If they succeed then this would resolve the somewhat jumbled present position, where gay couples can form civil partnerships – which look almost exactly like marriages but aren’t – whereas straight couples are barred from doing the same.
As I posted here, the legalisation of gay marriage may be close at hand, and campaigners have chosen Reverend Sharon Ferguson and Franka Strietzel’s impending marriage application as one of eight test-cases to push through the final barrier for same-sex couples.
At present, same-sex couples can form a civil partnership which has most of the features of marriage, but they cannot be officially married. The Equal Love campaign, launched by Peter Tatchel and OutRage!, has chosen four gay and four straight couples to fight both the ban on marriage for same-sex couples and also the ban on hetrosexual couples forming civil partnerships.
It is difficult to justify the current imbalance of rights, which arises from compromise rather than principle. The 2004 civil partnerships legislation effectively gave same-sex couples the same rights as heterosexual couples in respect of property, tax and pensions. But the legislation fell short of providing full marriage rights, mainly as a compromise to religious authorities, some of which were opposed to the reforms.

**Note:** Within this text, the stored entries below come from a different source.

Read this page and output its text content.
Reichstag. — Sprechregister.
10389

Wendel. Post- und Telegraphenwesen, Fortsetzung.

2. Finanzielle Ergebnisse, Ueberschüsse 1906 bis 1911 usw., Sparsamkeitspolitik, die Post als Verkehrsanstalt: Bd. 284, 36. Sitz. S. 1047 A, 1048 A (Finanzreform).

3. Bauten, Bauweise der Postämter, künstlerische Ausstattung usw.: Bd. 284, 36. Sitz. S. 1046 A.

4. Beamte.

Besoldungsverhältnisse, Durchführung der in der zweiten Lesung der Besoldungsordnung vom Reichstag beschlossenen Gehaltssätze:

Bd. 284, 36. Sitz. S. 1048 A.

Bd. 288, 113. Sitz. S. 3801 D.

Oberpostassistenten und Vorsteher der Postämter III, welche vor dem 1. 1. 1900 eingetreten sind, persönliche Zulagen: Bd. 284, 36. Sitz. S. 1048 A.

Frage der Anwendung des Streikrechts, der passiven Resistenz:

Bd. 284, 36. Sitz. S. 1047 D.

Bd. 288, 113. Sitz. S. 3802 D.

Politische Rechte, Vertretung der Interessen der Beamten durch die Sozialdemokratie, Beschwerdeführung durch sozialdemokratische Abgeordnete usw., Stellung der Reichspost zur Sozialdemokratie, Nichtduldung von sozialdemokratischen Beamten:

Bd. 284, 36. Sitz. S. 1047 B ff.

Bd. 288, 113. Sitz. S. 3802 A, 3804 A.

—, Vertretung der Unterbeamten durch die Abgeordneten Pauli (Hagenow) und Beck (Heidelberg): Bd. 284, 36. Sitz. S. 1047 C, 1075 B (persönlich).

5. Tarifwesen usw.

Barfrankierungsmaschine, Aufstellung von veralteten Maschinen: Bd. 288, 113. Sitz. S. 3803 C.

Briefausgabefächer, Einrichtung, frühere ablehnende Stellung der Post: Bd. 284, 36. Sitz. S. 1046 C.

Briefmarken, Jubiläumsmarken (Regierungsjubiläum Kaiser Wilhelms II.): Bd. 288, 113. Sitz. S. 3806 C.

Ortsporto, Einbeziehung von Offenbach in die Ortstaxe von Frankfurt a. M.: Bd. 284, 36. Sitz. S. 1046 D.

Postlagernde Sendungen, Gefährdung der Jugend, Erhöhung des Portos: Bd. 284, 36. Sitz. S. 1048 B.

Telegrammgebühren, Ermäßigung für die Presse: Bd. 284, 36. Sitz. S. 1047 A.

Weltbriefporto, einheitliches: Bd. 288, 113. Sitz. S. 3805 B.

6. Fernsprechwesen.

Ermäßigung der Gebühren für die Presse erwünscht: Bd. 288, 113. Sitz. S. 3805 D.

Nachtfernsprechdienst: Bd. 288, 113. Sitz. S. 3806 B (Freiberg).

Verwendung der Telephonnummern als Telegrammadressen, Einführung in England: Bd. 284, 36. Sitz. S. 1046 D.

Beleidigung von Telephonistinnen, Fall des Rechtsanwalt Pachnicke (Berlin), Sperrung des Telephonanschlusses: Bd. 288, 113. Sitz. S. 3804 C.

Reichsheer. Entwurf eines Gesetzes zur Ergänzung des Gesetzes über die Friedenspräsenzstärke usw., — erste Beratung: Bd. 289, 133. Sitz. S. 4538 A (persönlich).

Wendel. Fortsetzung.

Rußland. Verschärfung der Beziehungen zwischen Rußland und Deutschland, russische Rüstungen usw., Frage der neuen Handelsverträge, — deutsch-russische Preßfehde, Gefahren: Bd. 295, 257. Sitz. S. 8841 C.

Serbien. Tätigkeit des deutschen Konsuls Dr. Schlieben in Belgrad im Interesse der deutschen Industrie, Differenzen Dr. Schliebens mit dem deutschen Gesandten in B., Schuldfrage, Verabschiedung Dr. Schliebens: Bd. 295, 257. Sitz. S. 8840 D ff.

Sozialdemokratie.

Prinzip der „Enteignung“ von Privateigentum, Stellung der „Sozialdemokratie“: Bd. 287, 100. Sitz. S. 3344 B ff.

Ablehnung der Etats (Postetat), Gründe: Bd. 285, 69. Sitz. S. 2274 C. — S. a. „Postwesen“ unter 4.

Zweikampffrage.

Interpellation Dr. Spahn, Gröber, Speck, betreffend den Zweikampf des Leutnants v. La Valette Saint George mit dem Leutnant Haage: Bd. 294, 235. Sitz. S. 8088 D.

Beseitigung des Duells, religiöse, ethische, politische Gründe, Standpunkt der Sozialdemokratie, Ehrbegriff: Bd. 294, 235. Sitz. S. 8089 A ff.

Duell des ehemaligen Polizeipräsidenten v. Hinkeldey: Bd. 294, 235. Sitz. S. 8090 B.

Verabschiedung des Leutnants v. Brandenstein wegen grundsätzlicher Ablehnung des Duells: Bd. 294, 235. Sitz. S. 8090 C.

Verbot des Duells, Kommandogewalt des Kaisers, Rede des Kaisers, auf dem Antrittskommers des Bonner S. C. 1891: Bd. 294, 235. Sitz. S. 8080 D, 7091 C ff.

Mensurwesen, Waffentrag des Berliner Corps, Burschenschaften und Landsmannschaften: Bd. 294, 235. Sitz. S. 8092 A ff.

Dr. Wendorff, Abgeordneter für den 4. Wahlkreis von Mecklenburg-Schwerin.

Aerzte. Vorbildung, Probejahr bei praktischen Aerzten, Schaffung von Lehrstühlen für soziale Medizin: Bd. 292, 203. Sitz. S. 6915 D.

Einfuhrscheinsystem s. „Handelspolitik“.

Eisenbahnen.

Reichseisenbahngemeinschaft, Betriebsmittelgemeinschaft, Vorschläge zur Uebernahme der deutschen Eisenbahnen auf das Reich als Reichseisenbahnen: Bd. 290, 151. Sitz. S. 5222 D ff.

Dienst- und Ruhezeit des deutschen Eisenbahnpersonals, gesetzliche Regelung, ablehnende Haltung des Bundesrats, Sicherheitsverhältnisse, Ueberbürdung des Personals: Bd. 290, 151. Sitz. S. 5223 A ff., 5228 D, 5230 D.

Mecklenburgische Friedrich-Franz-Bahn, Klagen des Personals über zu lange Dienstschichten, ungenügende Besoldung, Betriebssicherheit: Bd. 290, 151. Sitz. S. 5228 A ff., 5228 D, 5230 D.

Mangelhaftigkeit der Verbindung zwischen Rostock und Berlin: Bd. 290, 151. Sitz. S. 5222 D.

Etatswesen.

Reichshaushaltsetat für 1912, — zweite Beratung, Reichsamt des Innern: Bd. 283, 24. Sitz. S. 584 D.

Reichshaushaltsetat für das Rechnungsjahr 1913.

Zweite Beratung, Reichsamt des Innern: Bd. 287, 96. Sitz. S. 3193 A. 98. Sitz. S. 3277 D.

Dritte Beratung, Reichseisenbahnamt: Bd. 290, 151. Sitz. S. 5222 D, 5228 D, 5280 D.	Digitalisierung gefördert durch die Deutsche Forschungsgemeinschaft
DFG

The legal challenge will presumably come by way of judicial review. If the courts entertain the issue, it may well reach the Supreme Court as this is clearly a matter of public importance. However, the court may ultimately say – with some justification – that this is a decision for parliament rather than for them. The Supreme Court will be wary of making pronouncements on complex and controversial social issues given the trouble its United States equivalent has had over issues such as abortion.
From a human rights perspective, the European Court of Human Rights has recently rejected an argument that Austria’s refusal to grant same-sex marriages represented a breach of their human rights. The decision in Schalk and Kopf v. Austria was expressly supported by the previous government. So the UK courts would have an effectively blank canvas (that is, with no supportive European authority) on which to decide the case. And, unlike in the US, even if campaigners win in the Supreme Court, this will not automatically lead to any change in the law. The most they can hope for is a declaration that current marriage laws are incompatible with the European Convention on Human Rights or a (non-binding) order ‘quashing’ the rules.
Tactically speaking, campaigners will be looking to the United States where a Federal court in California recently struck down a ban on gay marriage in the state, marking the first step on a path to a United States Supreme Court decision on the issue. In that case, the applicants relied not just on principle but also an elaborate evidence-based analysis of the sociological status of gay marriage. This allowed the judge to find that “The evidence shows that the movement of marriage away from a gendered institution and toward an institution free from state-mandated gender roles reflects an evolution in the understanding of gender rather than a change in marriage“. I suggested at the time that such an approach may not work here, but it is certainly worth a try, and would answer some of the likely reservations from the courts that whilst they can rule on legal principle, only Parliament has a proper view of the will of the people.
Despite the controversy surrounding it, the Civil Partnership legislation has been operating for 5 years without any public outcry. In fact, a decent majority appear to support full gay marriage. This suggests that the UK is probably ready for an upgrade to full marriage equality. The courts may ultimately say that this decision must come from Parliament. Nevertheless, the campaigners will be hoping that the publicity surrounding the test cases will push the government into action.